⚘Temu untuk Luka⚘

Màu nền
Font chữ
Font size
Chiều cao dòng

~ Aku tak bisa berkata lain jika takdir mengharuskan perpisahan, setidaknya kamu sudah mengajarkan aku tentang banyak hal. Apa itu tentang sabar, cinta dan sakitnya perpisahan~

***
After the Rain by Galuch Fema


Happy reading jangan lupa vote

"Maaf sudah membuatmu seperti ini."

Laki-laki yang belum mengganti seragamnya hanya bisa tersenyum yang dipaksakan karena  perasaan yang sangat kecewa. Ia bolak-balik melihat arloji di pergelangan tangannya.

"Sial. Kereta sebentar lagi berangkat!" serunya dalam hati. Mungkin saja tiket kereta akan berakhir sia-sia seperti sebelumnya.

"Eh, maaf. Apa kakak mau berangkat dinas atau pergi?"  tanya perempuan itu dengan khawatir.

"Tidak apa-apa. Kita cari lensa untuk kamera  saja dulu karena penting untuk kamu kerja."

"Tidak perlu, Kak. Di rumah masih ada satu kok."

"Tidak apa-apa. Aku sudah menghancurkan benda itu."

"Kan tidak sengaja?" sahut perempuan itu sambil tersenyum manis melangkah cepat dan menghalangi langkah Hafidz sehingga polisi itu langsung menghentikan langkahnya daripada harus menubruk wartawati itu.

"Tetap aku yang salah. Ayo cepat kita cari!" seru Hafidz memilih  ke samping untuk meneruskan langkahnya yang terhambat oleh gadis yang bernama Azkia seperti yang tertulis di ID Card yang tertempel di bajunya.

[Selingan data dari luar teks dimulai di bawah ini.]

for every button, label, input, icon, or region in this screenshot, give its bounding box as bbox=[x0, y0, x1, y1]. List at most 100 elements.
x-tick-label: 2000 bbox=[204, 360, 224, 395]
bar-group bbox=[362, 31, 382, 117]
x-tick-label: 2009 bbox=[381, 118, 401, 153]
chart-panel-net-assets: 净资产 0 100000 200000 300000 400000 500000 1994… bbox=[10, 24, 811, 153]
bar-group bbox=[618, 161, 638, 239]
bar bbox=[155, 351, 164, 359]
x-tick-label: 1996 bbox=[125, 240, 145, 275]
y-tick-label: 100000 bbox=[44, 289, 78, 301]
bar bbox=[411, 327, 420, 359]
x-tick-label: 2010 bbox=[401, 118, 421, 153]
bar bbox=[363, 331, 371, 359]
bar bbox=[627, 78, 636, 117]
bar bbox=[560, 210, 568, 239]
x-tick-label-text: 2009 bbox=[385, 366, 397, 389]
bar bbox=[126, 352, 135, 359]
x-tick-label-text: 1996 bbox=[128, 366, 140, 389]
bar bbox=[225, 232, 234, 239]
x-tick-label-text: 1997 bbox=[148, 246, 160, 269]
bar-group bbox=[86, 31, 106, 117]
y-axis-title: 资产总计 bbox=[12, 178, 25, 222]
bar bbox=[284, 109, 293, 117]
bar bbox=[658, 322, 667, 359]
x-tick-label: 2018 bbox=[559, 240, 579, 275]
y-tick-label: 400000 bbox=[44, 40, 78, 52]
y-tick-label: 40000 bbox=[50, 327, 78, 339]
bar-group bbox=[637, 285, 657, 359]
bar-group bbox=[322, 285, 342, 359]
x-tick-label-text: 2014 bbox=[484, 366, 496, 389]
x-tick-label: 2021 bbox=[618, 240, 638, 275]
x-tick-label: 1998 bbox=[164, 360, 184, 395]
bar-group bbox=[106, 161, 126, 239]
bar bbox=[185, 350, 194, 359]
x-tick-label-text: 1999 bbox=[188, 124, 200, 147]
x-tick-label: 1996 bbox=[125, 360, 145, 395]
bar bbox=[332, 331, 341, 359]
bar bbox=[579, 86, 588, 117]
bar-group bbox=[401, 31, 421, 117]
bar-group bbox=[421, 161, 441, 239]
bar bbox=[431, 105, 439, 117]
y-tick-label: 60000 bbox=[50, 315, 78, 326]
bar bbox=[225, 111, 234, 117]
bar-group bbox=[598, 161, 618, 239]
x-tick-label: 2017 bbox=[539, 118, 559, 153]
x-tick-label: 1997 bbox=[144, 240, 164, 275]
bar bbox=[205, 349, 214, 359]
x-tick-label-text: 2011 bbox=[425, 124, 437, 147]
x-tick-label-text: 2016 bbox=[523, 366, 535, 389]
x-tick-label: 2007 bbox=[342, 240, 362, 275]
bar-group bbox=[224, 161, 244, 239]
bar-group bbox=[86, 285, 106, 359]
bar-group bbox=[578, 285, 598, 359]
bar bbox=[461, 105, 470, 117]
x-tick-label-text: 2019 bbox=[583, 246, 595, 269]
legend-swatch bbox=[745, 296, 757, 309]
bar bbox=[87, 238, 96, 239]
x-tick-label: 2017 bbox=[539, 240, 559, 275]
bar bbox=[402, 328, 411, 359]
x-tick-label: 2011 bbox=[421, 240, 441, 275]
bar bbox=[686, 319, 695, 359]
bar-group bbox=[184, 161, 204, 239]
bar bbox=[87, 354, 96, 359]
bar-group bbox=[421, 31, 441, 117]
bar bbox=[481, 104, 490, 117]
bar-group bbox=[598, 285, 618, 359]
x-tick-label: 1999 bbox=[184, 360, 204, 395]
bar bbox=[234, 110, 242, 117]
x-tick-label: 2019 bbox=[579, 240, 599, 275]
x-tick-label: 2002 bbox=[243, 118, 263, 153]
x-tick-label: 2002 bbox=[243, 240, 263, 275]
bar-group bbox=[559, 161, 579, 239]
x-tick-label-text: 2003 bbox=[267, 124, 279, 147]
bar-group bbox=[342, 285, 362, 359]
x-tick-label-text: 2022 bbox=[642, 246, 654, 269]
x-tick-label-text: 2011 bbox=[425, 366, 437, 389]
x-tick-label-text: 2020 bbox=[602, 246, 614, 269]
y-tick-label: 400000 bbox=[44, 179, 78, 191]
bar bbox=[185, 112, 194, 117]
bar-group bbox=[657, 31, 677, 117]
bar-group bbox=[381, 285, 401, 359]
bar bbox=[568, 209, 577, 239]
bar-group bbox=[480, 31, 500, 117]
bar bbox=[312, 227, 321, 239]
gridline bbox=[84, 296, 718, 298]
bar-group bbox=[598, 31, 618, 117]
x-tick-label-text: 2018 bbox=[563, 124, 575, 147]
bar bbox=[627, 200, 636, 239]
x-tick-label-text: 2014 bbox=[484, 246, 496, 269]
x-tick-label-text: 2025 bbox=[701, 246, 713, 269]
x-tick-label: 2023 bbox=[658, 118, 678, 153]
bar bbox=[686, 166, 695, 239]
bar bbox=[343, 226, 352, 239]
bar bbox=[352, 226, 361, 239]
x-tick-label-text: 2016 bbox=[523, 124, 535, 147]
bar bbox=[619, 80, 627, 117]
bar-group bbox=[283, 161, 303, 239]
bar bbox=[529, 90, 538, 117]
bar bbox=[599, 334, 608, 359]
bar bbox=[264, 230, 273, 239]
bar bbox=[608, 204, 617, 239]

Hafidz sangat lega, ternyata mencari lensa yang sepadan dengan kamera Azkia  membutuhkan waktu yang tidak lama.

"Oke, terima kasih, Kak. Semoga kita bertemu lagi di aksi selanjutnya ," pamit Azkia dengan senyum termanisnya.

Buru-buru Hafidz beristighfar, pesona perempuan barusan hampir membius dirinya dan hampir melupakan jika dirinya sudah mempunyai calon istri.

Ia merogoh saku celana untuk mengeluarkan gawainya. Perjalanan yang ia tunda semoga saja bisa mengantarkan  untuk bertemu lagi dengan Kiran karena ia lupa menyerahkan sesuatu saat di saung.

Baru saja hendak menghubungi Kiran, tiba-tiba sudah ada panggilan dari atasan yang mengharuskan ia ke kantor saat ini.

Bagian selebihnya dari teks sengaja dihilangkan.